New Version Revising A Mistake In Counting Degrees
Here are some statistics that we have discovered in the USAir97 Dataset which contains 332 nodes(airport) and 2126 edges(flight schedules):
-
avg degree:12.81(edges_num*2/node_num)
-
top10 biggest nodes by degree:[('118', 139), ('261', 118), ('255', 101), ('182', 94), ('152', 94), ('230', 87), ('166', 85), ('67', 78), ('112', 70), ('201', 68)] note that the index of the node(e.g. '118') starts from '1'
-
if deliberately delete zero points in the list "degree distribution", then we get Power_Law_Omit_Zero.png, with coeff r=-1.1258094768710132 coeff b=4.394471543376857
-
avg path length:2.7381247042550867(assume adjacent distances are all 1) avg path length:1849.7179(with distance amplified 9000 times using 'miles' as the measurement; note that the east-west direct distance in the US is about 2500 miles) diameter:6(assume adjacent distances are all 1)---the farthest two are node 9(1 is beginning) and 332,which belongs to Alaska and an western island near Philippines!!! diameter:7867.5990(with distance amplified 9000 times)---the farthest two are node 68(1 is beginning) and 330, which belongs to 帕劳(在西太平洋,当时由美国托管) and 缅因州(美国东北角)
-
global clustering coeff:0.6252172491625031. Currently there is not a distribution graph about (local) clustering coeff!!!
-
max_coreness:26 top35 biggest nodes by coreness:['67', '112', '118', '201', '248', '166', '94', '109', '131', '147', '150', '152', '172', '176', '177', '182', '219', '230', '232', '255', '258', '261', '293', '311', '146', '159', '162', '167', '174', '179', '217', '292', '299', '301', '310']
-
assortativity is -0.20787623081200443, indicating big node connects small node
-
https://www.zhihu.com/question/68093386 tips about visualization tools.
-
I tried to calculate NODE_BETWEENNESS myself using BFS to track possible shortest path, it could work out on small graphs, but it failed in our 332-node graph.
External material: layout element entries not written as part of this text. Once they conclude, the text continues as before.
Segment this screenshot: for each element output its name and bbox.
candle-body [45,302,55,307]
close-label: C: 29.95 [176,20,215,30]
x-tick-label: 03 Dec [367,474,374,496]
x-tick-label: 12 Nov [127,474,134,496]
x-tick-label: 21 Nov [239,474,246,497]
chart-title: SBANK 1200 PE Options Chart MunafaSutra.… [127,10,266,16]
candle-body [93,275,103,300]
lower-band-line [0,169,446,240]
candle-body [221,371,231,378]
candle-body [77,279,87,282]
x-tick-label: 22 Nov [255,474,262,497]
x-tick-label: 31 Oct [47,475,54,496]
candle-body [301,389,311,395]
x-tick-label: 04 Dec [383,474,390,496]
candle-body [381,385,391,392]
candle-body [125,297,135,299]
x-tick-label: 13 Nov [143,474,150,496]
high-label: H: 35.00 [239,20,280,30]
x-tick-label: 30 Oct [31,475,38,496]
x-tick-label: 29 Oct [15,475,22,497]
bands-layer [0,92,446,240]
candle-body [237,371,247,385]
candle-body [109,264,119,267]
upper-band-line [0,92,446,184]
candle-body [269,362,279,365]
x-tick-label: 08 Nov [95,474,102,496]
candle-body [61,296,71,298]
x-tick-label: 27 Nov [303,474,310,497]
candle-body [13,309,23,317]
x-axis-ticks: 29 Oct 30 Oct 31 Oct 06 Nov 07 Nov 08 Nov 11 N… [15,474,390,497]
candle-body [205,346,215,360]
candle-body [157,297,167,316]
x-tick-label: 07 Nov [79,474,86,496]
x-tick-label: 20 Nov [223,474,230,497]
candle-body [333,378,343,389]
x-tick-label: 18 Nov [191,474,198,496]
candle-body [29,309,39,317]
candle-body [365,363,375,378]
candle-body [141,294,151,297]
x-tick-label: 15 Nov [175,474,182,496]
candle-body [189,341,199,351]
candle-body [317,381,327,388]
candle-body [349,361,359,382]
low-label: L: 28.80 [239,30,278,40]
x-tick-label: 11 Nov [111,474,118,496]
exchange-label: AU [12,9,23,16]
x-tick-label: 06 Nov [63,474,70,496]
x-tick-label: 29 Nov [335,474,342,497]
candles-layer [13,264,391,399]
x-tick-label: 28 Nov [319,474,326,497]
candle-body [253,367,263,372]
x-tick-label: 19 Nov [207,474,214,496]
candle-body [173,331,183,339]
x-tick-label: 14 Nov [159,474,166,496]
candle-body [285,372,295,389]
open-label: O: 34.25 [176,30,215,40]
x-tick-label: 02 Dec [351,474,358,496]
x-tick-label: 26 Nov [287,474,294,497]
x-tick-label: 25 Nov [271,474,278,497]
So I switched to use the networkx package, so 'fragrant'! The largest 15 node-betweenness is: [(118, 0.20731993223098968), (8, 0.16948031947190978), (261, 0.15241740407914336), (201, 0.09384593454509225), (47, 0.09241355545314715), (182, 0.08104336166564649), (255, 0.07085473163772363), (152, 0.06916485349203222), (13, 0.06509811101956116), (67, 0.06479638197389133), (313, 0.06215761735790646), (230, 0.05421400126936584), (144, 0.048700235274616095), (166, 0.04537799052973221), (65, 0.04354882086075502)]. Also I calculated edge-betweenness. Edge-betweenness can be used to split 'communities'---See 'Girvan Newman' Algorithm. The code file is called 'betweenness.py' and I saved two dictionary-files 'node/edge_betweenness.npy'.
-
A simple metrics to evaluate similarity between two nodes is to calculate their same neighbors. So I simply implemented 'jaccard_similarity.py'. Then I saved the 'jaccard_similarity_dict.npy'.